Amidst the chaos and turmoil in the Middle East, Saudi Arabia finds an unlikely solution to terrorists by taking a lesson from the Middle Ages.

The next time jihadists decide to attack Saudi Arabia, they might just find that the country is a lot harder to infiltrate now.

The Saudis plan to construct a 600-mile-long “Great Wall” along the country’s northern border with Iraq. The barrier combines both fence and ditch to separate the two neighboring countries, The Telegraph reported.

Although discussions of building a wall began in 2006, the height of the Iraqi Civil War, construction began in September in a response to the Islamic terrorist group ISIL, which regards the capture of the “Two Holy Mosques” of Medina and Mecca -- both of which are located in Saudi Arabia -- as their ultimate goal, the newspaper reported.

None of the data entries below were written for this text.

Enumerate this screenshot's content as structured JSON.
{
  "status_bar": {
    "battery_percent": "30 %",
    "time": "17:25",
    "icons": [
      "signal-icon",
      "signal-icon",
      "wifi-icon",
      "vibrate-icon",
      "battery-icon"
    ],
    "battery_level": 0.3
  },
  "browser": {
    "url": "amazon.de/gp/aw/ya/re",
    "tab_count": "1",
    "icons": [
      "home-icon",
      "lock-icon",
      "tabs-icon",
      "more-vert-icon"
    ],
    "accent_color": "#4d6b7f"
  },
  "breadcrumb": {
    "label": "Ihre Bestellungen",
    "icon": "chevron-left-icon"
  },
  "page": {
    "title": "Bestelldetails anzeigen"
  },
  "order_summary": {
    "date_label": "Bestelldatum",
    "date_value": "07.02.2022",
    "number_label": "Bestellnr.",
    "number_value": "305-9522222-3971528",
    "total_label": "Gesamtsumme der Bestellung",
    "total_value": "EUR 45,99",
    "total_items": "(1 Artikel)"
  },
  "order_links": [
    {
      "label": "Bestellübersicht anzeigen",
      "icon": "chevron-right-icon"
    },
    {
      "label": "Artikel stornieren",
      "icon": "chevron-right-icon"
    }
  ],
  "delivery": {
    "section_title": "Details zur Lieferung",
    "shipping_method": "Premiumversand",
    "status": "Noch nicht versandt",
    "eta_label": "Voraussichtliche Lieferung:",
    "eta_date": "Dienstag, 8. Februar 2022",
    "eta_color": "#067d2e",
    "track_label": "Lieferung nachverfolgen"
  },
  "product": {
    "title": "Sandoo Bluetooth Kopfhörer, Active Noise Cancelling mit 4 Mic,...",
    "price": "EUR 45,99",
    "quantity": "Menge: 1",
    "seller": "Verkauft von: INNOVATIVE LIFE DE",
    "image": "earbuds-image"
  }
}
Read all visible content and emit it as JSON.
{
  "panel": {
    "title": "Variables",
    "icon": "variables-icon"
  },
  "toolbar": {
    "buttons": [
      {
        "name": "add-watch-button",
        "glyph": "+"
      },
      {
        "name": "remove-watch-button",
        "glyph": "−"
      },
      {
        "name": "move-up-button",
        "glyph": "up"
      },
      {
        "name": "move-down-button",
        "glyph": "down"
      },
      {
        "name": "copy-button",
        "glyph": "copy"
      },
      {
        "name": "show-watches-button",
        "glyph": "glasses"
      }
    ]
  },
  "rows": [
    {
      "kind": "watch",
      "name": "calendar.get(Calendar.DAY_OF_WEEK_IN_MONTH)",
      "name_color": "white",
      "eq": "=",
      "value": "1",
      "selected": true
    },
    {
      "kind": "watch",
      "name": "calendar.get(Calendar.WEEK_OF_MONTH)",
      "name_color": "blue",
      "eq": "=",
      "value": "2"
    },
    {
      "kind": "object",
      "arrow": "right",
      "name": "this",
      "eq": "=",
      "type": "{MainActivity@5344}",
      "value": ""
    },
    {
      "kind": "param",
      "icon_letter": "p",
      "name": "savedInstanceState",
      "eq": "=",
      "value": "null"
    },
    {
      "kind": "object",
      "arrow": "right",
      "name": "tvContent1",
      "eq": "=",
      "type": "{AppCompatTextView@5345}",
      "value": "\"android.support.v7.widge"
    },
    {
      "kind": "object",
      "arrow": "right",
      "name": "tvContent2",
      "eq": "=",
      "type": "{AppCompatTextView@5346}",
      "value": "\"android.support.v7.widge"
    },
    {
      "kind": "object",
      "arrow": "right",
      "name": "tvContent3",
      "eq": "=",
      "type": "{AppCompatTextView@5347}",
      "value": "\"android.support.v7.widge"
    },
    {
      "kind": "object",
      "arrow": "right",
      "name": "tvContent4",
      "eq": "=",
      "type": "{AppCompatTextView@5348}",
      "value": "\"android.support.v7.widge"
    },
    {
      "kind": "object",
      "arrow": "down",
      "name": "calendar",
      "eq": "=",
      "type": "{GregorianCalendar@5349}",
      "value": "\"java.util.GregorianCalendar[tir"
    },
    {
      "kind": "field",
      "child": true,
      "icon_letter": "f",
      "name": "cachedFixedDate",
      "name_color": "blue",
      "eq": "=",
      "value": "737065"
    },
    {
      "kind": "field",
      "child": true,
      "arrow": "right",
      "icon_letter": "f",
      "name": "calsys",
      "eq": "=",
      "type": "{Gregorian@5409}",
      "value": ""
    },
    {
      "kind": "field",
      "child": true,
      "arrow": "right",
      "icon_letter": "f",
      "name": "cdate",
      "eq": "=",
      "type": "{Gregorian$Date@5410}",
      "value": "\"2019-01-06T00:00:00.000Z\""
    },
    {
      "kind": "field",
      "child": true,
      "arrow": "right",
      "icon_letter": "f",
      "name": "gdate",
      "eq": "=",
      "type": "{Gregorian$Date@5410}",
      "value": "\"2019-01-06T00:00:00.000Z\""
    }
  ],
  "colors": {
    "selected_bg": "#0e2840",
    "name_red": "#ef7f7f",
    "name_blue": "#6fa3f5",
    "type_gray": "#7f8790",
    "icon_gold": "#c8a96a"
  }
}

The heightened security measures include five layers of fencing along with watchtowers, and night vision and radar vision cameras.

Response to the wall’s construction have ranged from optimistic to highly critical. Many say the wall harkens back to the one from Ancient China, though this might be a bad thing as twitterer Haykal Bafana points out: “Great Wall of China? Yes, the one that failed to stop the Mongols? Well, Saudi Arabia is building one to keep out IS.”

Though the wall may deter some would be terrorists from entering the Kingdom, there are those who are still willing to put it all on the line to send a message to Saudi Arabia.

In an attempt to disrupt construction on the wall, four militants attacked a post along the border last week killing three guards including a Saudi general. The attack happened 25 miles from the town of Arar, at the Suweif border, near the Iraqi province of Anbar. 

All four attackers -- including a suicide bomber -- were killed.